С улыбкой покачав головой, комиссар потягивается до хруста в позвоночнике. Позади, через два ряда от него, кто-то яростно тычет в кнопки мобильного телефона. С тех пор как изобрели мобильники, у людей наконец появилась отдушина, чтобы дать выход своей метафизической потерянности и засевшему в глубинах сознания сомнению в существовании других представителей рода человеческого. «Ты меня слышишь? Ты еще тут?» Кто бы взялся с уверенностью утверждать, что тот, другой, действительно существует и слышит тебя! Каждое наделенное разумом существо, думает комиссар, неизбежно является солипсистом и всю жизнь занято тем, чтобы старательно этого не замечать. Вот и у него имеется вполне уважительная причина вытащить из кармана мобильник, набрать номер собственной квартиры и ждать, отзовется ли там новая подруга, при мысли о которой ему как-то даже не верится, что она живая и существует на свете, когда он не смотрит. «Ты еще тут?» С таким же вопросом он мог бы позвонить самому себе или птичьему яйцу у себя в голове. Если домашний врач не ошибся, то от того рандеву с самим собой, которое у нас называется жизнью, Шильфу осталось несколько недель, в лучшем случае — несколько месяцев. Ему бы надо использовать это время на расследование, в котором главным подозреваемым выступает он сам. Надо бы выяснить, что общего между его новой подругой и птичьим яйцом у него в голове. Убийца из машины времени может быть соучастником, а профессор физики — важным свидетелем. И кроме того, комиссару нужно еще заполнить большие пробелы, понять, как складываются в единое целое разрозненные части его биографии. Проявив немного терпения, он нашел бы ответ, хотя бы даже такой, которого, кроме него, никто не поймет. В конце концов, не каждый день ведь тебя с промежутком всего в несколько часов сначала объявляют покойником, а затем возвращают к жизни как избранного и любимого. И прежде чем окончательно сойти со сцены, единственное, что тебе остается, — это завершить комплектование своей личности.
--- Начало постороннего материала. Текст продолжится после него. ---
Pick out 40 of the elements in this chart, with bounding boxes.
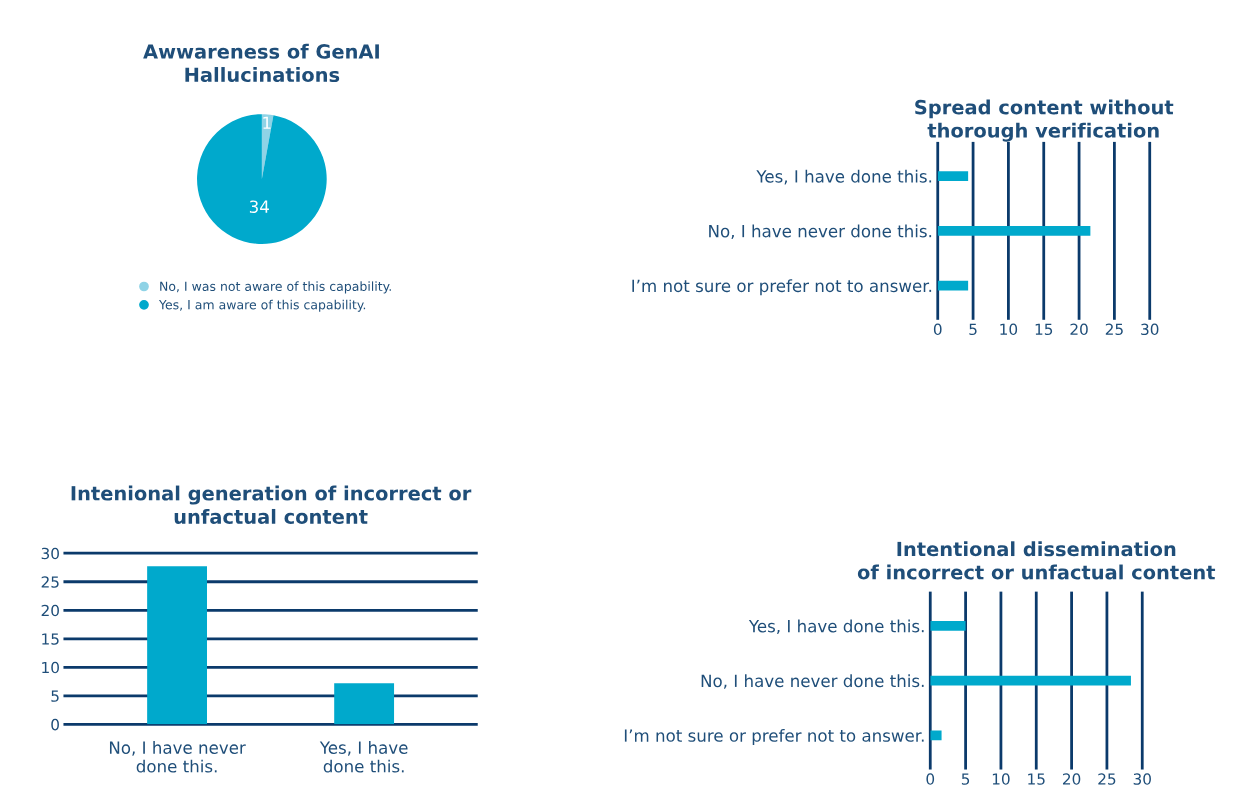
bar (930, 675, 1131, 686)
bar (930, 730, 942, 741)
chart-title: Intentional dissemination of incorrect or unfactual content (857, 541, 1216, 580)
y-tick-label: Yes, I have done this. (756, 169, 932, 185)
chart-title: Awwareness of GenAI Hallucinations (143, 43, 379, 83)
chart-title: Spread content without thorough verification (915, 99, 1174, 142)
x-tick-label: 25 (1098, 773, 1116, 785)
x-tick-label: 15 (1028, 773, 1045, 785)
legend-label: Yes, I am aware of this capability. (158, 299, 366, 312)
x-tick-label: 15 (1035, 323, 1053, 336)
data-label: 1 (263, 116, 271, 129)
y-tick-label: 5 (51, 690, 59, 702)
x-tick-label: Yes, I have done this. (319, 741, 408, 773)
x-tick-label: No, I have never done this. (109, 741, 246, 773)
y-tick-label: 20 (41, 604, 59, 617)
y-tick-label: 30 (41, 547, 59, 560)
legend-label: No, I was not aware of this capability. (160, 281, 391, 294)
y-tick-label: Yes, I have done this. (748, 619, 924, 635)
x-tick-label: 30 (1133, 773, 1151, 785)
chart-title: Intenional generation of incorrect or unfactual content (71, 485, 472, 525)
x-tick-label: 20 (1062, 773, 1081, 785)
y-tick-label: 25 (41, 576, 59, 588)
y-tick-label: No, I have never done this. (701, 674, 924, 689)
x-tick-label: 0 (933, 323, 942, 336)
bar (930, 620, 966, 631)
y-tick-label: 15 (42, 633, 59, 645)
y-tick-label: I’m not sure or prefer not to answer. (624, 728, 924, 746)
y-tick-label: No, I have never done this. (709, 224, 932, 240)
data-label: 34 (249, 200, 269, 213)
x-tick-label: 30 (1141, 323, 1159, 336)
x-tick-label: 10 (992, 773, 1010, 785)
x-tick-label: 5 (969, 323, 977, 336)
x-tick-label: 20 (1070, 323, 1088, 336)
x-tick-label: 25 (1105, 323, 1123, 336)
x-tick-label: 10 (1000, 323, 1018, 336)
y-tick-label: I’m not sure or prefer not to answer. (632, 279, 932, 296)
x-tick-label: 5 (961, 773, 970, 785)
y-tick-label: 10 (42, 661, 59, 674)
pie-slice (197, 114, 327, 244)
y-tick-label: 0 (51, 718, 59, 731)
Где-то там, все дальше отодвигаясь от него в пространстве, переворачивается на другой бок Юлия и вздыхает, потому что в тесном помещении становится слишком жарко и душно. При мысли о ней — об этом теплокожем, отяжелевшем от сна существе, лежащем в его кровати, которое днем, словно иначе и быть не может, прибирает его квартиру, читает его книжки и при этом целый день напролет так и лучится радостью, как щенок, — внутри у Шильфа все сжимается от смешанного чувства страха и счастья. Он не верит в спасительную силу любви и потому не собирается связывать свою жажду жизни с какими-то мурашками в животе. И все же умирать ему неохота… Дальше этого его размышления пока что не зашли. Уверенно можно сказать только одно: что Шильф и комиссар, если им еще что-то нужно друг от друга, во что бы то ни стало должны с этим поторопиться.